End-to-end evaluation framework for AI agents, built on Vitest.

Installation

npm install -D vitest-evals

Quick Start

import { describeEval } from "vitest-evals";

describeEval("deploy agent", {
  data: async () => [
    { input: "Deploy the latest release to production", expected: "deployed" },
    { input: "Roll back the last deploy", expected: "rolled back" },
  ],
  task: async (input) => {
    const response = await myAgent.run(input);
    return response;
  },
  scorers: [
    async ({ output, expected }) => ({
      score: output.toLowerCase().includes(expected.toLowerCase()) ? 1.0 : 0.0,
    }),
  ],
  threshold: 0.8,
});

Tasks

Tasks process inputs and return outputs. Two formats are supported:

// Simple: just return a string
const task = async (input) => "response";

// With tool tracking: return a TaskResult
const task = async (input) => ({
  result: "response",
  toolCalls: [
    { name: "search", arguments: { query: "..." }, result: {...} }
  ]
});

Test Data

Each test case requires an input field. Use name to give tests a descriptive label:

data: async () => [
  { name: "simple deploy", input: "Deploy to staging" },
  { name: "deploy with rollback", input: "Deploy to prod, roll back if errors" },
],

Additional fields (like expected, expectedTools) are passed through to scorers.

Lifecycle Hooks

Use beforeEach and afterEach for setup and teardown:

describeEval("agent with database", {
  beforeEach: async () => {
    await db.seed();
  },
  afterEach: async () => {
    await db.clean();
  },
  data: async () => [{ input: "Find recent errors" }],
  task: myAgentTask,
  scorers: [async ({ output }) => ({ score: output.includes("error") ? 1.0 : 0.0 })],
});

Scorers

Scorers evaluate outputs and return a score (0-1). Use built-in scorers or create your own.

ToolCallScorer

Evaluates if the expected tools were called with correct arguments.

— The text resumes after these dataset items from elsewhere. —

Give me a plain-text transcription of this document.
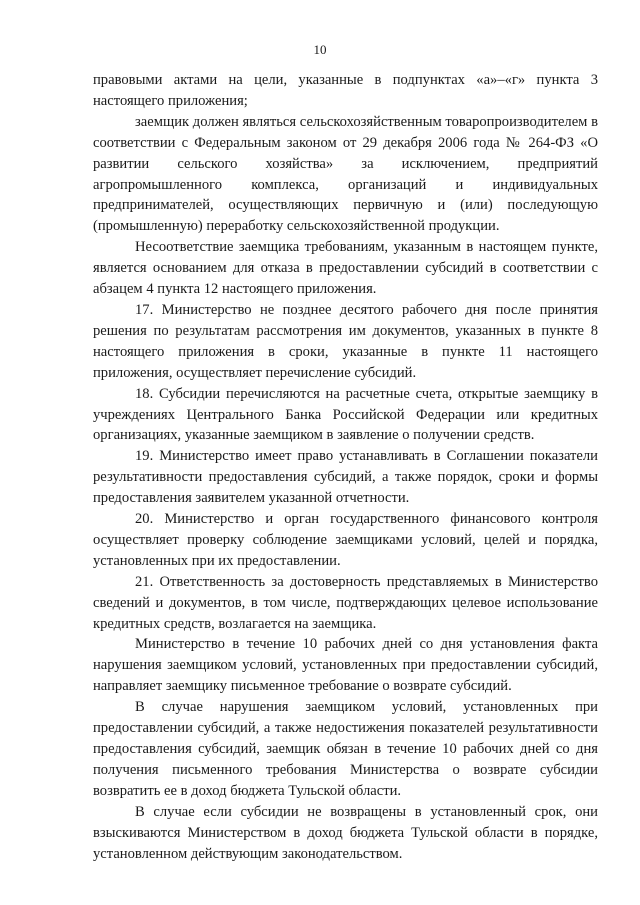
10

правовыми актами на цели, указанные в подпунктах «а»–«г» пункта 3 настоящего приложения;

заемщик должен являться сельскохозяйственным товаропроизводителем в соответствии с Федеральным законом от 29 декабря 2006 года № 264-ФЗ «О развитии сельского хозяйства» за исключением, предприятий агропромышленного комплекса, организаций и индивидуальных предпринимателей, осуществляющих первичную и (или) последующую (промышленную) переработку сельскохозяйственной продукции.

Несоответствие заемщика требованиям, указанным в настоящем пункте, является основанием для отказа в предоставлении субсидий в соответствии с абзацем 4 пункта 12 настоящего приложения.

17. Министерство не позднее десятого рабочего дня после принятия решения по результатам рассмотрения им документов, указанных в пункте 8 настоящего приложения в сроки, указанные в пункте 11 настоящего приложения, осуществляет перечисление субсидий.

18. Субсидии перечисляются на расчетные счета, открытые заемщику в учреждениях Центрального Банка Российской Федерации или кредитных организациях, указанные заемщиком в заявление о получении средств.

19. Министерство имеет право устанавливать в Соглашении показатели результативности предоставления субсидий, а также порядок, сроки и формы предоставления заявителем указанной отчетности.

20. Министерство и орган государственного финансового контроля осуществляет проверку соблюдение заемщиками условий, целей и порядка, установленных при их предоставлении.

21. Ответственность за достоверность представляемых в Министерство сведений и документов, в том числе, подтверждающих целевое использование кредитных средств, возлагается на заемщика.

Министерство в течение 10 рабочих дней со дня установления факта нарушения заемщиком условий, установленных при предоставлении субсидий, направляет заемщику письменное требование о возврате субсидий.

В случае нарушения заемщиком условий, установленных при предоставлении субсидий, а также недостижения показателей результативности предоставления субсидий, заемщик обязан в течение 10 рабочих дней со дня получения письменного требования Министерства о возврате субсидии возвратить ее в доход бюджета Тульской области.

В случае если субсидии не возвращены в установленный срок, они взыскиваются Министерством в доход бюджета Тульской области в порядке, установленном действующим законодательством.
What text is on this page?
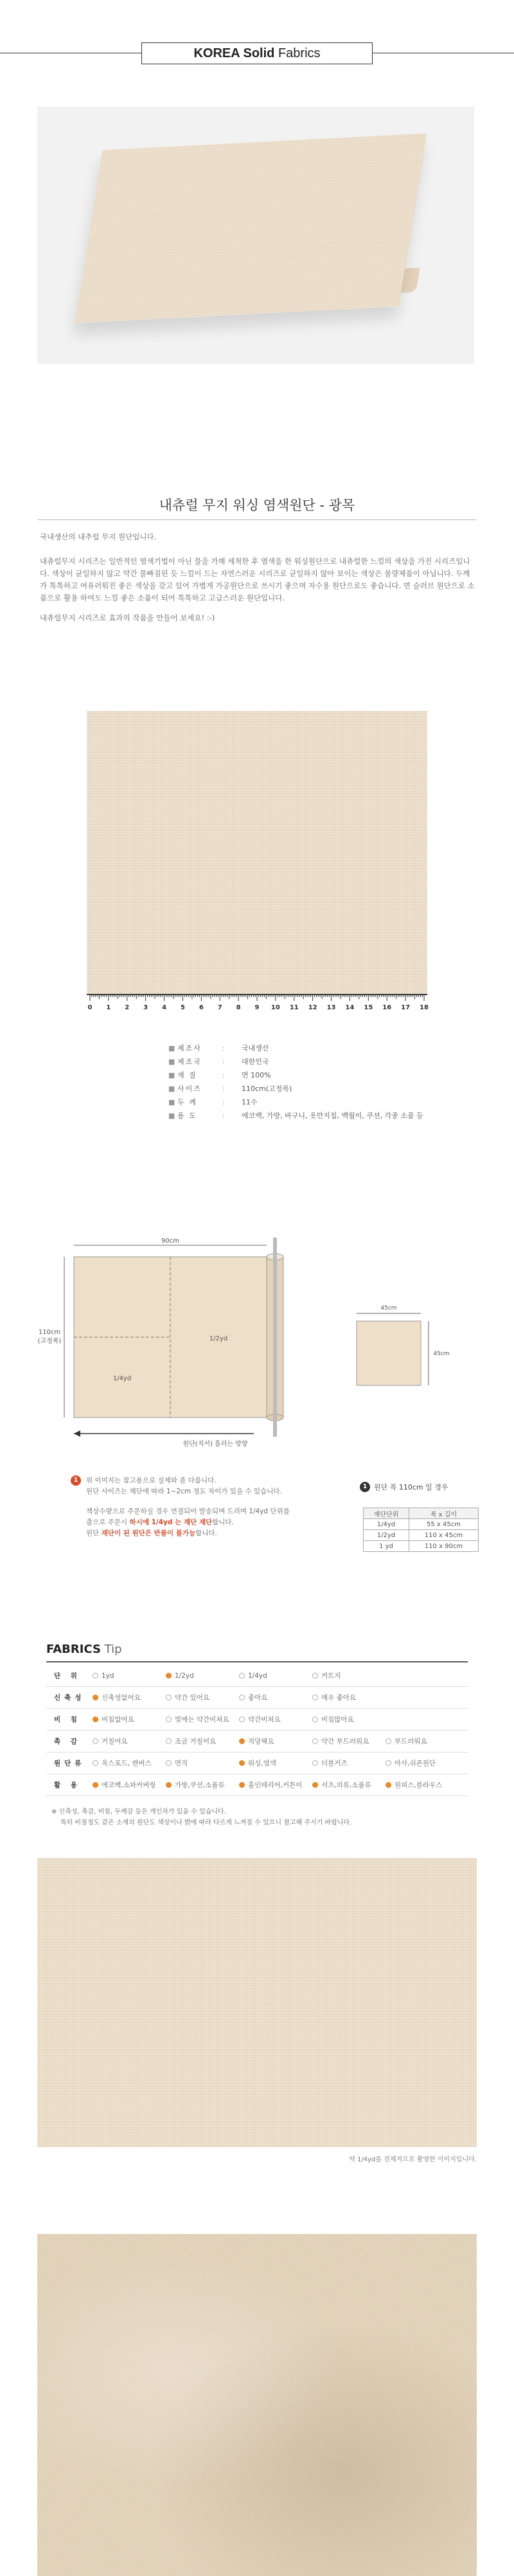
KOREA Solid Fabrics
내츄럴 무지 워싱 염색원단 - 광목
국내생산의 내추럴 무지 원단입니다.
내츄럴무지 시리즈는 일반적인 염색기법이 아닌 물을 가해 세척한 후 염색을 한 워싱원단으로 내츄럴한 느낌의 색상을 가진 시리즈입니다. 색상이 균일하지 않고 약간 물빠짐된 듯 느낌이 드는 자연스러운 시리즈로 균일하지 않아 보이는 색상은 불량제품이 아닙니다. 두께가 톡톡하고 여유러워진 좋은 색상을 갖고 있어 가볍게 가공원단으로 쓰시기 좋으며 자수용 원단으로도 좋습니다. 면 슬러브 원단으로 소품으로 활용 하여도 느낌 좋은 소품이 되어 톡톡하고 고급스러운 원단입니다.
내츄럴무지 시리즈로 효과의 작품을 만들어 보세요! :-)
0 1 2 3 4 5 6 7 8 9 10 11 12 13 14 15 16 17 18
■ 제조사	:	국내생산
■ 제조국	:	대한민국
■ 재 질	:	면 100%
■ 사이즈	:	110cm(고정폭)
■ 두 께	:	11수
■ 용 도	:	에코백, 가방, 바구니, 옷만지칩, 백월이, 쿠션, 각종 소품 등
90cm
110cm
(고정폭)	1/2yd
1/4yd
원단(직서) 흘러는 방향
45cm
45cm
1	위 이미지는 참고용으로 실제와 좀 다릅니다.
원단 사이즈는 재단에 따라 1~2cm 정도 차이가 있을 수 있습니다.
책상수량으로 주문하실 경우 연결되어 발송되며 드리며 1/4yd 단위를
출으로 주문시 하시에 1/4yd 는 재단 재단합니다.
원단 재단이 된 원단은 반품이 불가능합니다.
1 원단 폭 110cm 일 경우
재단단위	폭 x 길이
1/4yd	55 x 45cm
1/2yd	110 x 45cm
1 yd	110 x 90cm
FABRICS Tip
단 위	1yd	1/2yd	1/4yd	커트지
신축성	신축성없어요	약간 있어요	좋아요	매우 좋아요
비 침	비침없어요	빛에는 약간비쳐요	약간비쳐요	비침많아요
촉 감	거칠어요	조금 거칠어요	적당해요	약간 부드러워요	부드러워요
원단류	옥스포드, 캔버스	면직	워싱,염색	더블거즈	아사,쉬폰원단
활 용	에코백,소파커버링	가방,쿠션,소품류	홈인테리어,커튼이	셔츠,의류,소품류	원피스,블라우스
※ 신축성, 촉감, 비침, 두께감 등은 개인차가 있을 수 있습니다.
특히 비침정도 같은 소재의 원단도 색상이나 밝에 따라 다르게 느껴질 수 있으니 참고해 주시기 바랍니다.
약 1/4yd를 전체적으로 촬영한 이미지입니다.
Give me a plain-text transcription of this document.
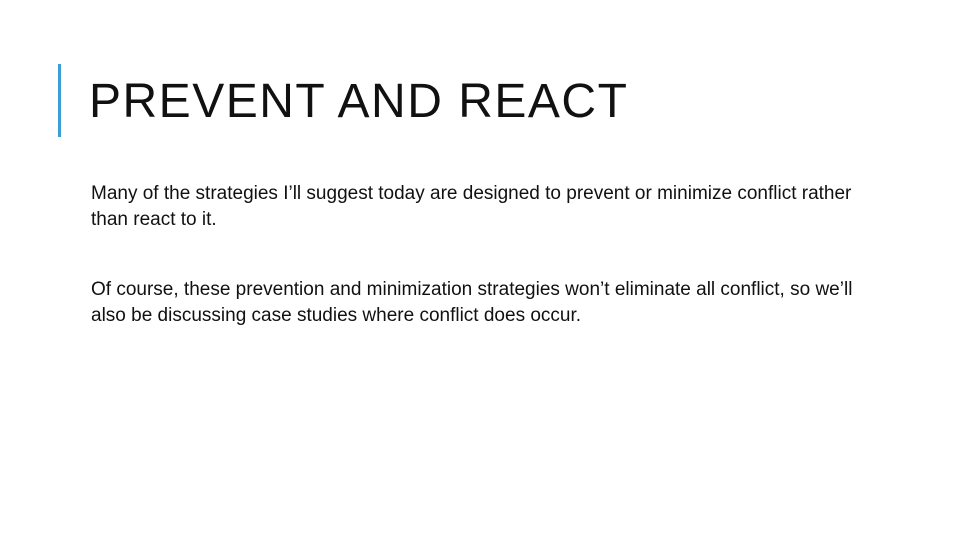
PREVENT AND REACT

Many of the strategies I’ll suggest today are designed to prevent or minimize conflict rather than react to it.

Of course, these prevention and minimization strategies won’t eliminate all conflict, so we’ll also be discussing case studies where conflict does occur.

import { ToolCallScorer } from "vitest-evals";

describeEval("tool usage", {
  data: async () => [
    {
      input: "Find Italian restaurants",
      expectedTools: [
        { name: "search", arguments: { type: "restaurant" } },
        { name: "filter", arguments: { cuisine: "italian" } },
      ],
    },
  ],
  task: myTask,
  scorers: [ToolCallScorer()],
});

// Strict order and parameters
scorers: [ToolCallScorer({ ordered: true, params: "strict" })];

// Flexible evaluation
scorers: [ToolCallScorer({ requireAll: false, allowExtras: false })];

Default behavior:

  • Strict parameter matching (exact equality required)
  • Any order allowed
  • Extra tools allowed
  • All expected tools required

StructuredOutputScorer

Evaluates if the output matches expected structured data (JSON).

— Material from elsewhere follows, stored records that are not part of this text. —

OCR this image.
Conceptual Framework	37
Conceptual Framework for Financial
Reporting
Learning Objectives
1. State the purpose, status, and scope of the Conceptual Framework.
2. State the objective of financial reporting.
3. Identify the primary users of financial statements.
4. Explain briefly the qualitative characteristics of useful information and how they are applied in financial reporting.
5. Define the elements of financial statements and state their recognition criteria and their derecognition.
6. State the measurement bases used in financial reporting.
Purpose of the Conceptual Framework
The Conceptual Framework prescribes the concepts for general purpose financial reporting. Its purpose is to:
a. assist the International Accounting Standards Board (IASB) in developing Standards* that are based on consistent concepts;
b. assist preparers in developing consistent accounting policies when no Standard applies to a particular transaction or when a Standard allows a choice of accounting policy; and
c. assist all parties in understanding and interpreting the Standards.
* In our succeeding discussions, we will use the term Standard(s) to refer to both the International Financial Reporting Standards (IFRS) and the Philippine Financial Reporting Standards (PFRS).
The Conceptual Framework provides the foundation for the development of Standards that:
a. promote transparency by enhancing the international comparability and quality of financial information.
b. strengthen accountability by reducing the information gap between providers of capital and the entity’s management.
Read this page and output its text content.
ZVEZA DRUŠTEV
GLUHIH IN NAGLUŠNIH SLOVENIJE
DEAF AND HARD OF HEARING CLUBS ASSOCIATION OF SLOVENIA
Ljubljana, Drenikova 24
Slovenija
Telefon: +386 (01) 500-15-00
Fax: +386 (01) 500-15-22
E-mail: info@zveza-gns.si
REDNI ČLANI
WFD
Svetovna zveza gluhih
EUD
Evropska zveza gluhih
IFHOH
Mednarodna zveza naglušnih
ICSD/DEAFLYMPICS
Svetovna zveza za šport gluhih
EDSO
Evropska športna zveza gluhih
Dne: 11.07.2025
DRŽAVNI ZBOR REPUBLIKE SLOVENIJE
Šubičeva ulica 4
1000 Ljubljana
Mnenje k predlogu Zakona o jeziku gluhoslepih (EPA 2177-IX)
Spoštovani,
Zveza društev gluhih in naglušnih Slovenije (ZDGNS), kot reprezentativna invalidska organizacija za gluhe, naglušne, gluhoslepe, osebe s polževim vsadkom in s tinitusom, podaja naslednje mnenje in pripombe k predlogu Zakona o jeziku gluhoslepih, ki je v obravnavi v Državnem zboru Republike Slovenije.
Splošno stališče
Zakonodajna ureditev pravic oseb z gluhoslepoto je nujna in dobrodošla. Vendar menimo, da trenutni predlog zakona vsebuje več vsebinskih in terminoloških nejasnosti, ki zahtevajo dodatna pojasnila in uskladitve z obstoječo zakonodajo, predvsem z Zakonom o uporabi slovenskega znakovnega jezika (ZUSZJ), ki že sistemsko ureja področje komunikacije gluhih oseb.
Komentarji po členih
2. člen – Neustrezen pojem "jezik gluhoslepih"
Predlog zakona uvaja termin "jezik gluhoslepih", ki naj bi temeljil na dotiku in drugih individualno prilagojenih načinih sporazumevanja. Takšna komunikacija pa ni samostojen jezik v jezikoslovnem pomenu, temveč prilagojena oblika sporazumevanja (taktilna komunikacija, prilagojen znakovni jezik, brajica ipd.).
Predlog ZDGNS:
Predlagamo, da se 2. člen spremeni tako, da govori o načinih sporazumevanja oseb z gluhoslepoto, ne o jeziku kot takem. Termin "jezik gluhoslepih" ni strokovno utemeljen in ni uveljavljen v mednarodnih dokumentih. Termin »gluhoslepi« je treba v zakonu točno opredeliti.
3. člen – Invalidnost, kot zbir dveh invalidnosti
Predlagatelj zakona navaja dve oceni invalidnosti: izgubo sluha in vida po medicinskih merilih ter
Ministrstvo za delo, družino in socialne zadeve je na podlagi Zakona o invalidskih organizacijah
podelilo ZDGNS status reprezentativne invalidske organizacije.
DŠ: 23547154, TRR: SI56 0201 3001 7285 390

import { StructuredOutputScorer } from "vitest-evals";

describeEval("query generation", {
  data: async () => [
    {
      input: "Show me errors from today",
      expected: {
        dataset: "errors",
        query: "",
        sort: "-timestamp",
        timeRange: { statsPeriod: "24h" },
      },
    },
  ],
  task: myTask,
  scorers: [StructuredOutputScorer()],
});

// Fuzzy matching
scorers: [StructuredOutputScorer({ match: "fuzzy" })];

// Custom validation
scorers: [
  StructuredOutputScorer({
    match: (expected, actual, key) => {
      if (key === "age") return actual >= 18 && actual <= 100;
      return expected === actual;
    },
  }),
];

Custom Scorers

// Inline scorer
const LengthScorer = async ({ output }) => ({
  score: output.length > 50 ? 1.0 : 0.0,
});

// TypeScript scorer with custom options
import { type ScoreFn, type BaseScorerOptions } from "vitest-evals";

interface CustomOptions extends BaseScorerOptions {
  minLength: number;
}

const TypedScorer: ScoreFn<CustomOptions> = async (opts) => ({
  score: opts.output.length >= opts.minLength ? 1.0 : 0.0,
});

AI SDK Integration

See src/ai-sdk-integration.test.ts for a complete example with the Vercel AI SDK.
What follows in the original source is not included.